So now to try to explain this:
Basically what is happening in the original query is that for every row of tab_1, you are running several queries on tab_3. So instead of that, I changed it to an outer join on tab_3. Since I don't know the data, this had to be an outer join because a correlated subquery won't eliminate any rows from the final output, where an inner join might. I just joined to tab_3 once, since all of the subqueries were joining tab_3 back to tab_1 using the same fields. I just moved the specific logic for each subquery into a case statement inside the count so that the case would return null (and thus not get counted) if the criteria wasn't met. This newest version uses aggregate functions to get my calculations at the correct level (tab_1 col_1 and col_2 which is what the original subquery was joining based on). Since converting the subquery to an outer join could have possibly created more rows (if there isn't a 1-to-1 match between the tables) I added the distinct to only get one row for each row in tab_1. All rows for each row in tab_1 should be the same. If there were already duplicates in tab_1, you will have to do something a little more in-depth to get keep the number of records the same.

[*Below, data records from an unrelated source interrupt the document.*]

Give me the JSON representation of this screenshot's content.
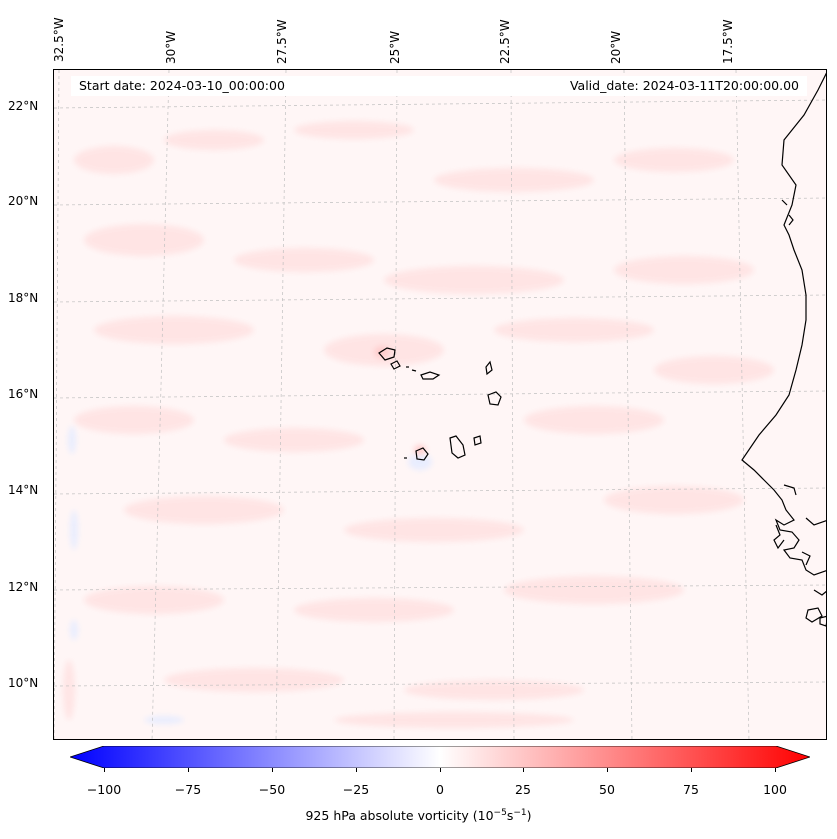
{
  "map": {
    "start_date": "Start date: 2024-03-10_00:00:00",
    "valid_date": "Valid_date: 2024-03-11T20:00:00.00",
    "lon_labels": [
      "32.5°W",
      "30°W",
      "27.5°W",
      "25°W",
      "22.5°W",
      "20°W",
      "17.5°W"
    ],
    "lat_labels": [
      "22°N",
      "20°N",
      "18°N",
      "16°N",
      "14°N",
      "12°N",
      "10°N"
    ],
    "colors": {
      "negative_max": "#0000ff",
      "positive_max": "#ff0000",
      "background_field": "#fff5f5",
      "coastline": "#000000"
    }
  },
  "colorbar": {
    "ticks": [
      "−100",
      "−75",
      "−50",
      "−25",
      "0",
      "25",
      "50",
      "75",
      "100"
    ],
    "label_prefix": "925 hPa absolute vorticity (10",
    "label_exp1": "−5",
    "label_mid": "s",
    "label_exp2": "−1",
    "label_suffix": ")",
    "range": [
      -100,
      100
    ]
  }
}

Hopefully this makes sense. If you have questions, feel free to ask and I will do my best to explain further.
--------------------------- More explanation
@shawno: Kind of, but I don't really think of it much as a loop.. Using your simplified example, let's pretend your tables look like this:
TAB_1:
col_1 col_2
-------- ---------
A B
C D
TAB_3:
col_9 col_6 col_4
-------- --------- ---------
A B X
A B Y
A B Z
C D X
C D X
Using the subquery method, you are looking at each row of tab_1 and then running a query against tab_3. So you would do:
for row col_1 = A, col_2 = B, run a select count(distinct(col_4)) on tab_3 where col_9 = A and col_6 = B. This returns the value 3, which is the value the subquery returns.
for row col_1 = C, col_2 = D, run a select count(distinct(col_4)) on tab_3 where col_9 = C and col_6 = D. This returns the value 1, which is the value the subquery returns.
Using the join method, you first join the tables giving you data like:
col_1 col_2 col_9 col_6 col_4
-------- --------- -------- --------- ---------
A B A B X
A B A B Y
A B A B Z
C D C D X
C D C D X
So now you just have to make a query based on that data, doing a Count(distinct(col_4)) for each value of col_1, col_2. If you know what your data looks like, you can create a more efficient query, but the idea remains the same.
Hope this makes it a little more clear!